I often advise other teachers, who worry about maintaining professional distance and a veneer of “having it together,” that the best lesson we can teach is that we, ourselves, are human, and humans need to be gentle with each other. I’ve written about this before here. Yes, we need to keep some professional distance from our students, because we simply can’t expend the emotional labor to be entwined in their lives in intimate ways, and because there are boundaries that should not be crossed. But we also, sometimes, need to let the veil slip and show that we’re truly, achingly human. When we do this, we’ll see better results.

When we are “just a teacher” to our students, we are the enemy, an authority to be outwitted into “giving” them an A. The game is to see what you can “get away with” as a student. It’s us versus them. Guard versus prisoner.

But when we show we’re human, when we let our griefs and our joys show through, we can become allies with our students. Teammates. Mentors, even. Sometimes, it’s ok to tell them “I didn’t get this done because something happened…”

And in this moment, when we’re preparing for classes (or teaching summer classes) that will necessarily involve more distance than we would normally use, perhaps we can make some deliberately vulnerable moves to make sure that the humanity isn’t lost in our classes.

I’m sure that Ms. Kettler was uncertain about her decision to change a curriculum that had probably been planned well in advance, one she’d used for years (I know for a fact she reused lessons a lot, because I had her for more classes after that, and also because she was a clever teacher who knew how to manage her workload pretty well). It was a moment of vulnerability for us and her.

But I’m also sure it was the right thing to do at that moment. And I’m sure that right now, this moment as we figure out how to move forward from an interrupted semester into possibly several semesters of planning for uncertainty and instability, the moment calls for similar actions. I’m hoping that, as a teacher in a time of crisis, I’ve been at least half as effective as Ms. Kettler was.

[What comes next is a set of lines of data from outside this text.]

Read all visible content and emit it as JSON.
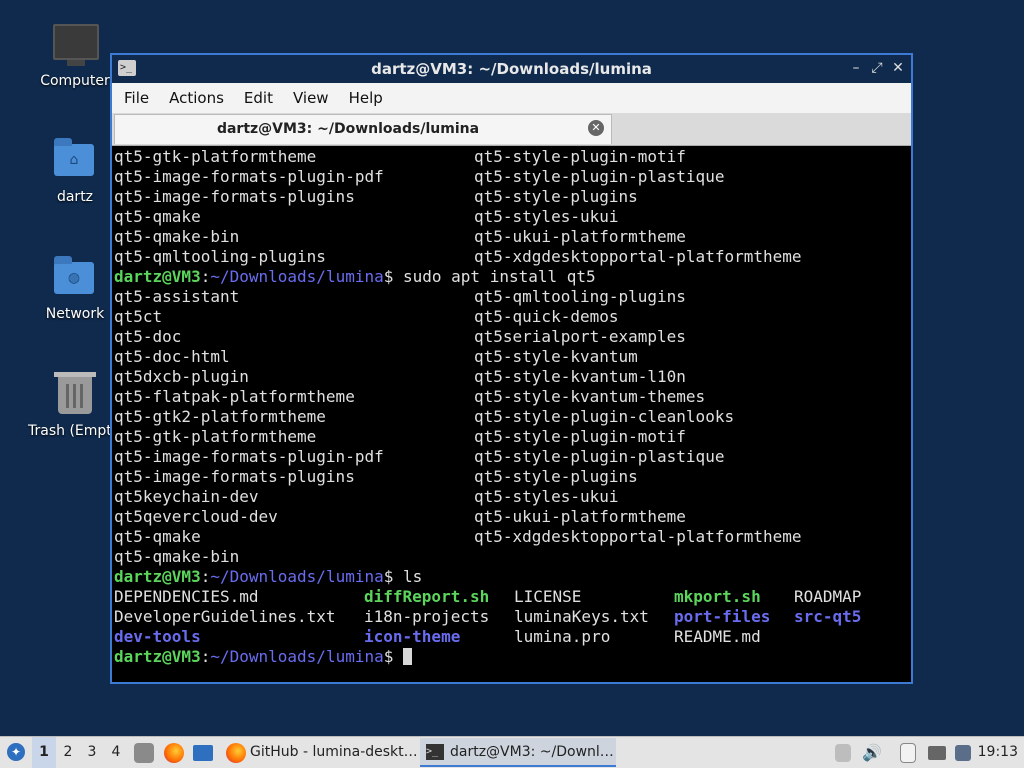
{
  "desktop": {
    "icons": [
      {
        "label": "Computer"
      },
      {
        "label": "dartz"
      },
      {
        "label": "Network"
      },
      {
        "label": "Trash (Empt"
      }
    ]
  },
  "window": {
    "title": "dartz@VM3: ~/Downloads/lumina",
    "menu": [
      "File",
      "Actions",
      "Edit",
      "View",
      "Help"
    ],
    "tab_title": "dartz@VM3: ~/Downloads/lumina"
  },
  "terminal": {
    "prompt_user": "dartz@VM3",
    "prompt_sep": ":",
    "prompt_path": "~/Downloads/lumina",
    "prompt_end": "$ ",
    "top_rows": [
      [
        "qt5-gtk-platformtheme",
        "qt5-style-plugin-motif"
      ],
      [
        "qt5-image-formats-plugin-pdf",
        "qt5-style-plugin-plastique"
      ],
      [
        "qt5-image-formats-plugins",
        "qt5-style-plugins"
      ],
      [
        "qt5-qmake",
        "qt5-styles-ukui"
      ],
      [
        "qt5-qmake-bin",
        "qt5-ukui-platformtheme"
      ],
      [
        "qt5-qmltooling-plugins",
        "qt5-xdgdesktopportal-platformtheme"
      ]
    ],
    "command1": "sudo apt install qt5",
    "completion_rows": [
      [
        "qt5-assistant",
        "qt5-qmltooling-plugins"
      ],
      [
        "qt5ct",
        "qt5-quick-demos"
      ],
      [
        "qt5-doc",
        "qt5serialport-examples"
      ],
      [
        "qt5-doc-html",
        "qt5-style-kvantum"
      ],
      [
        "qt5dxcb-plugin",
        "qt5-style-kvantum-l10n"
      ],
      [
        "qt5-flatpak-platformtheme",
        "qt5-style-kvantum-themes"
      ],
      [
        "qt5-gtk2-platformtheme",
        "qt5-style-plugin-cleanlooks"
      ],
      [
        "qt5-gtk-platformtheme",
        "qt5-style-plugin-motif"
      ],
      [
        "qt5-image-formats-plugin-pdf",
        "qt5-style-plugin-plastique"
      ],
      [
        "qt5-image-formats-plugins",
        "qt5-style-plugins"
      ],
      [
        "qt5keychain-dev",
        "qt5-styles-ukui"
      ],
      [
        "qt5qevercloud-dev",
        "qt5-ukui-platformtheme"
      ],
      [
        "qt5-qmake",
        "qt5-xdgdesktopportal-platformtheme"
      ],
      [
        "qt5-qmake-bin",
        ""
      ]
    ],
    "command2": "ls",
    "ls_rows": [
      [
        {
          "name": "DEPENDENCIES.md",
          "kind": "file"
        },
        {
          "name": "diffReport.sh",
          "kind": "exec"
        },
        {
          "name": "LICENSE",
          "kind": "file"
        },
        {
          "name": "mkport.sh",
          "kind": "exec"
        },
        {
          "name": "ROADMAP",
          "kind": "file"
        }
      ],
      [
        {
          "name": "DeveloperGuidelines.txt",
          "kind": "file"
        },
        {
          "name": "i18n-projects",
          "kind": "file"
        },
        {
          "name": "luminaKeys.txt",
          "kind": "file"
        },
        {
          "name": "port-files",
          "kind": "dir"
        },
        {
          "name": "src-qt5",
          "kind": "dir"
        }
      ],
      [
        {
          "name": "dev-tools",
          "kind": "dir"
        },
        {
          "name": "icon-theme",
          "kind": "dir"
        },
        {
          "name": "lumina.pro",
          "kind": "file"
        },
        {
          "name": "README.md",
          "kind": "file"
        },
        {
          "name": "",
          "kind": "file"
        }
      ]
    ]
  },
  "taskbar": {
    "workspaces": [
      "1",
      "2",
      "3",
      "4"
    ],
    "active_workspace": "1",
    "tasks": [
      {
        "label": "GitHub - lumina-deskt…",
        "icon": "firefox-icon"
      },
      {
        "label": "dartz@VM3: ~/Downl…",
        "icon": "terminal-icon"
      }
    ],
    "clock": "19:13"
  },
  "colors": {
    "desktop_bg": "#0f2a4d",
    "prompt_user": "#5bd55b",
    "prompt_path": "#6a6cf0",
    "window_border": "#3d7ad4"
  }
}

One strategy I used in the online half of spring semester was to send my students a weekly summary email (details in a previous post). I had several students thank me for these emails. I suspect not so much because of the “what you have done” and “what you will do” sections, although I’m sure those were helpful. In each email, I tried to include something useful for the moment: a discussion of how media literacy matters when sorting out new information about safety protocols and risk factors, a link to a face mask pattern and research about the utility of masks, an update on CDC guidelines, or something else useful. Sometimes it was just encouragement—just some kind words such as “I know you’re going through a lot. It’s ok if this class isn’t your #1 priority right now. Your safety and well-being are more important.” When I started conversations with students who requested video chats, I opened with “How are you? Are you in a safe place right now?” I’m sure I could have done more, but I am pleased that I did at least that much to let the humanity into my, well, humanities course.

How do we plan for the unexpected? How do we plan to be human?

As you plan for your upcoming classes, or teach your current online courses, make space for lessons about how to be humane to ourselves and each other. Make space for vulnerability and invite in care.